A Marxist Critique of
“A Scientific Critique of Unscientific Marxism”

A Marxist Critique of “A Scientific Critique of Unscientific Marxism”
Reply by Gerry Downing to Steve Ballard’s “A Scientific Critique of Unscientific Marxism”

Gerald Downing, Editor Socialist Fight.  2012
This short document is a synopsis of a much longer one by Steve. However in neither document does he use actual quotations from Marx and Engels. He makes assertions that they ‘recognised’ this, they ‘hypothesised’ they ‘elaborated’, etc. but makes no attempt to prove these assertions. Supplying an academic apparatus would make his “scientific critique” far more scientific. His original text is in bold in quotation marks and this is followed by my reply.

Steve Ballard writes: “Marx and Engels were the first to recognise how:- The essence of capitalism is a system oflaws, created by dynastic owners of surplus property, which ranks their self-aggrandisement above all other socialobligations, including the obligation to nurture all life, human and otherwise.”

The essence of capitalism is not a “system of laws” but, in common with all forms of class society, the private ownership of the means of production. Wealth is privately owned under capitalism but socially produced. The conflict this creates between capital and labour, the means of production and the social relations of production is the class struggle and according to the first sentence of the Communist Manifesto, “The history of all hitherto existing (class) society is the history of class struggles”

Already we are on the wrong idealist track, Capitalism rests not on a “system of laws” but on this objective relationship, independent of will and consciousness. We might  therefore acknowledge that whilst Marx and Engels regarded “historical processes as law-governed processes” these laws are derived from a study of the evolution of capitalism and are the laws of Historical Materialism.

It is the task of the revolutionary party to make this historical processes a conscious process, we must become the “conscious expression of the unconscious historical process” (Trotsky, My Life). “Marx determined that the concealed essence of capitalism could be found in its history, and that this essence and history were then preserved in disguise within its existing institutions and beliefs. History thus was the entry point for the study of capitalism. This is the materialist interpretation of history, based on the view that what gives history its meaning is material life, meaning economic forces. From this standpoint, Marx was studying classical political economy, but the method he selected is what married this study to Hegelian philosophy. The dialectical element, derived from Hegel, emerged from the realization that there is extreme tension caused by the unequal relations between the superior and inferior classes within society. The main driving force of historical change is thus seen to be the class struggle, and this is associated with a dialectical view because it reveals a contradiction located within all modes of production, a contradiction between the forces of production and the relations of production.”(Marx on Historical Change & Capitalism) http://www.lotsofessays.com/viewpaper/1702624.html)

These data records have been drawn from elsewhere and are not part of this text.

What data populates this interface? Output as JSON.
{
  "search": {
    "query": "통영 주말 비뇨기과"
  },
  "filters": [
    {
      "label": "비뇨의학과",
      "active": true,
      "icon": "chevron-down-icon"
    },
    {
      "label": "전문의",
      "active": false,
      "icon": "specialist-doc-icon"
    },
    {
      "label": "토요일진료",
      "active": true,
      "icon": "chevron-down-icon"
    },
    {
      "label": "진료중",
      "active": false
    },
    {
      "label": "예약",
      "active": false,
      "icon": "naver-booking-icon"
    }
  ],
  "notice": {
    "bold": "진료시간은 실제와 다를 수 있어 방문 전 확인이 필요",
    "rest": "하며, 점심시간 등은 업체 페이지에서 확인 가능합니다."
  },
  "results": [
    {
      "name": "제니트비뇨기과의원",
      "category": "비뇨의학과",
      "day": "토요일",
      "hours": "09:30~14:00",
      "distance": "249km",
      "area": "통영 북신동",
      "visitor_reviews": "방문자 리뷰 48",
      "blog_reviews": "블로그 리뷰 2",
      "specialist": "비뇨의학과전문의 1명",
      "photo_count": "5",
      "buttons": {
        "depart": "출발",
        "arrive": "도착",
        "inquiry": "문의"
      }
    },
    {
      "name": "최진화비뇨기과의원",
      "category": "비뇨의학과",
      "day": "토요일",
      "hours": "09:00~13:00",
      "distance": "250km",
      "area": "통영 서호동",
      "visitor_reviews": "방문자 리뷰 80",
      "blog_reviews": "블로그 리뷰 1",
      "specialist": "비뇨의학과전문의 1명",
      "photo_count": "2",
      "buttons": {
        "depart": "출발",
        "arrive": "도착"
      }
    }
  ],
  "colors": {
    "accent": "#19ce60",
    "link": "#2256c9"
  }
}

We really do not know what “surplus property”, might be, the expression is found nowhere in Marx or Marxism and can only refer to a reformist notion that the rich have too much property and we should take some of it off them because they do not need it all. This is in line with the current thinking that if only we could retrieve the bankers’ bonuses and invest that all would be well with the capitalist economy. Such notions are pushed by the SWP and the World to Win in their LEAP stuff for John McDonald and the Labour Representation Committee. Feldman performed a like service for Ken Livingstone in his WRP days. There is, of course, “surplus value”, an entirely different concept which forms the bedrock of Marx’s study of Capital.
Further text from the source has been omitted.